Students in my online courses regularly ask me, through course forums or email, if they might try writing about subjects that are hard for them. What matters to them is having permission in advance to experiment in narrative with their lived experience. Personal narrative approached as an experiment becomes less about the truthiness of memory and more about the process of reflection.
While writing my current book project, I realized that I was imposing narrative structure in the same manner as my students. I expected to write what I was calling a traditional memoir, in which my mother and I used forest labor as a balm for grief and journeyed to a redemptive end. Nevertheless, my instinct said that losing my brother to suicide and losing my mother to cancer would not lend itself to that arc of climbing a mountain.

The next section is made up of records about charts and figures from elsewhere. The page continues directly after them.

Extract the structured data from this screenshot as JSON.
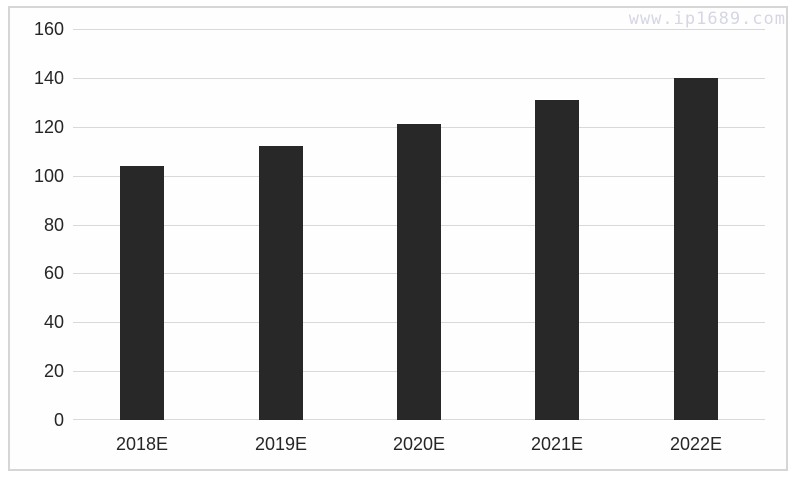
{
  "watermark": {
    "text": "www.ip1689.com"
  },
  "chart_data": {
    "type": "bar",
    "categories": [
      "2018E",
      "2019E",
      "2020E",
      "2021E",
      "2022E"
    ],
    "values": [
      104,
      112,
      121,
      131,
      140
    ],
    "title": "",
    "xlabel": "",
    "ylabel": "",
    "ylim": [
      0,
      160
    ],
    "ytick_step": 20,
    "grid": true,
    "legend": "none"
  },
  "colors": {
    "bar": "#282828",
    "grid": "#d9d9d9",
    "axis_text": "#262626",
    "frame_border": "#d6d6d6",
    "watermark": "#d6d6e4",
    "background": "#ffffff"
  }
}
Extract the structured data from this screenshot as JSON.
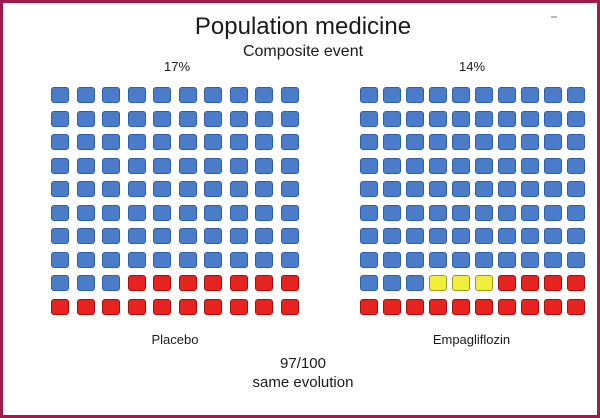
{
  "title": "Population medicine",
  "subtitle": "Composite event",
  "colors": {
    "frame": "#a01a4c",
    "no_event": "#4a7cc9",
    "event": "#e8221f",
    "prevented_event": "#f0ee3a"
  },
  "groups": [
    {
      "name": "Placebo",
      "percent_label": "17%",
      "total": 100,
      "red": 17,
      "yellow": 0
    },
    {
      "name": "Empagliflozin",
      "percent_label": "14%",
      "total": 100,
      "red": 14,
      "yellow": 3
    }
  ],
  "footer": {
    "line1": "97/100",
    "line2": "same evolution"
  }
}
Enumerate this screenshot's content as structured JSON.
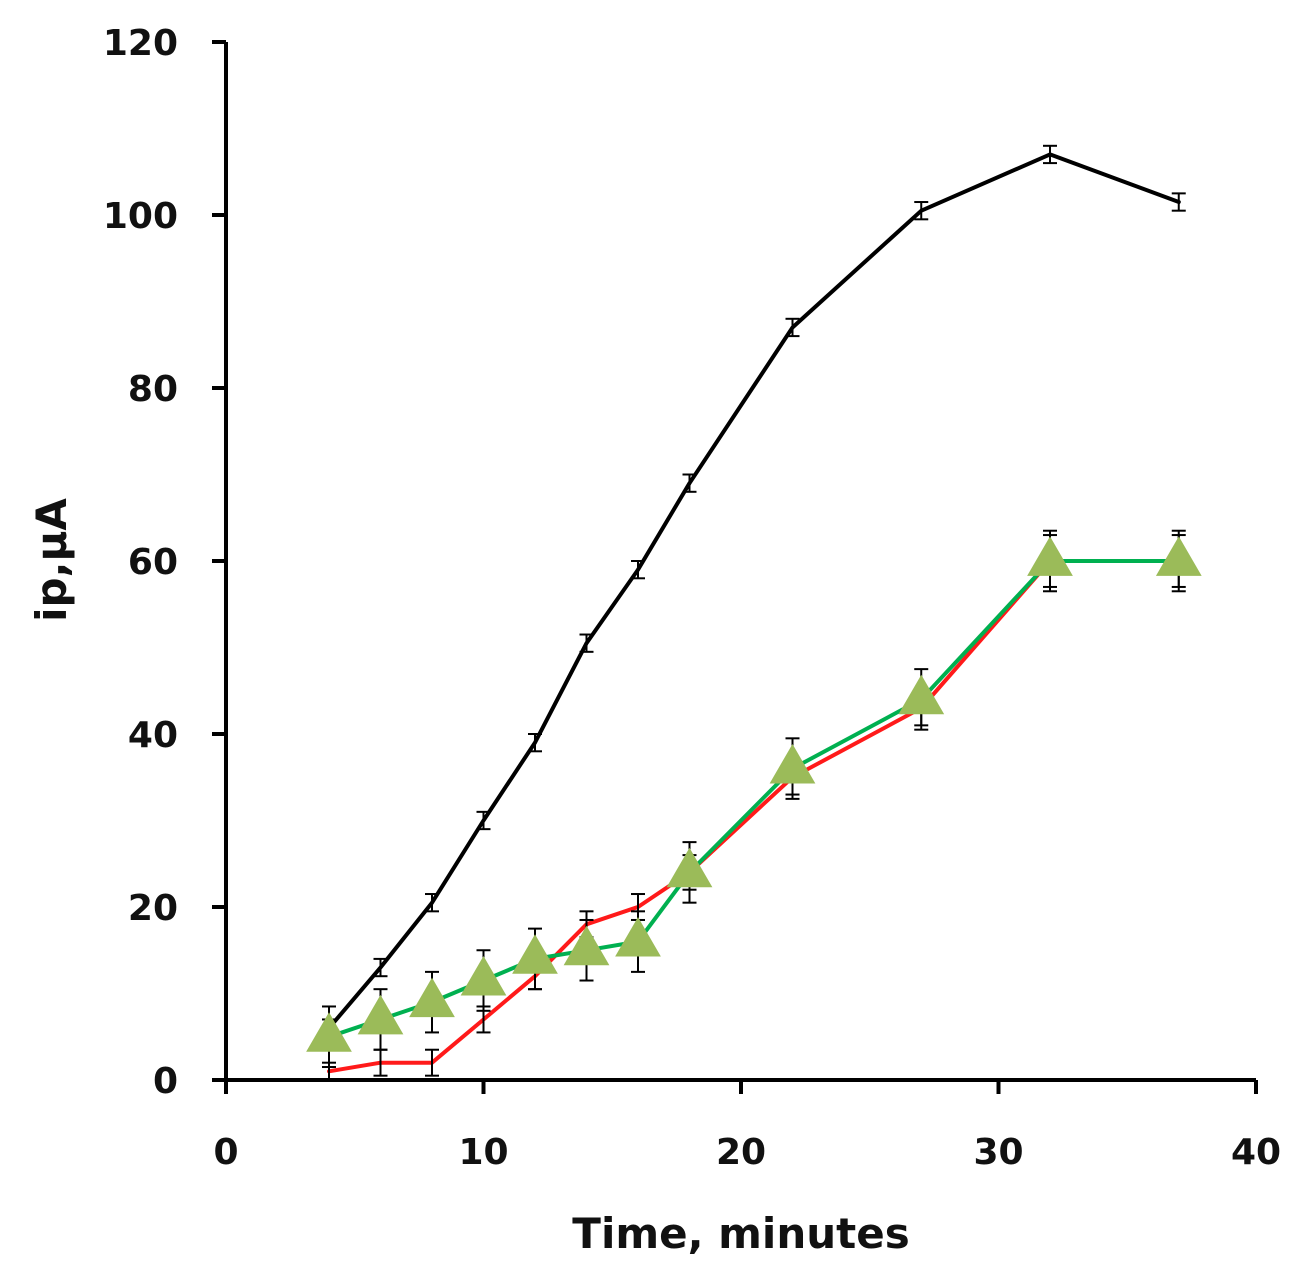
{
  "chart_data": {
    "type": "line",
    "title": "",
    "xlabel": "Time, minutes",
    "ylabel": "ip,µA",
    "xlim": [
      0,
      40
    ],
    "ylim": [
      0,
      120
    ],
    "xticks": [
      0,
      10,
      20,
      30,
      40
    ],
    "yticks": [
      0,
      20,
      40,
      60,
      80,
      100,
      120
    ],
    "grid": false,
    "legend": "none",
    "x": [
      4,
      6,
      8,
      10,
      12,
      14,
      16,
      18,
      22,
      27,
      32,
      37
    ],
    "series": [
      {
        "name": "black series",
        "color": "#000000",
        "marker": "none",
        "values": [
          6,
          13,
          20.5,
          30,
          39,
          50.5,
          59,
          69,
          87,
          100.5,
          107,
          101.5
        ],
        "errors": [
          1,
          1,
          1,
          1,
          1,
          1,
          1,
          1,
          1,
          1,
          1,
          1
        ]
      },
      {
        "name": "red series",
        "color": "#ff1a1a",
        "marker": "none",
        "values": [
          1,
          2,
          2,
          7,
          12,
          18,
          20,
          24,
          35,
          43,
          60,
          60
        ],
        "errors": [
          1,
          1.5,
          1.5,
          1.5,
          1.5,
          1.5,
          1.5,
          2,
          2,
          2,
          3,
          3
        ]
      },
      {
        "name": "green series",
        "color": "#00b050",
        "marker": "triangle",
        "markerColor": "#9bbb59",
        "values": [
          5,
          7,
          9,
          11.5,
          14,
          15,
          16,
          24,
          36,
          44,
          60,
          60
        ],
        "errors": [
          3.5,
          3.5,
          3.5,
          3.5,
          3.5,
          3.5,
          3.5,
          3.5,
          3.5,
          3.5,
          3.5,
          3.5
        ]
      }
    ]
  }
}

I finally gave up, to encompass form in the way I encompass grief. I open my arms. I don’t expect an end. Grief does not reach closure; it’s offensive to suggest we ever reach closure when we lose those we love. The heart-door to our greatest loves must be left open. Grief is not mapped. As a writer, I need to give myself the permission I give my students: the encouragement to explore, to jostle, and most important, not to understand. For this writing project, I am now using a collaged approach to personal narrative that includes letters to the dead, descriptions about planting tree seedlings, and prose about Andy the Bear who opened our fridge door, took out Mom’s huckleberry cake, and ran off with it. I had tried to impose a linear progression on the sweaty forest labor my mum and I did together, yet my memory of my experience is in no way linear, particularly when it comes to investigating and crafting grief.
To conclude, part of my project as a teacher and a writer, a humanitarian mutt, is to frame the self in the context of something other than the self. One way to see the self in relation to others, and to the larger world, is through using the element of surprise in reading and writing personal narrative.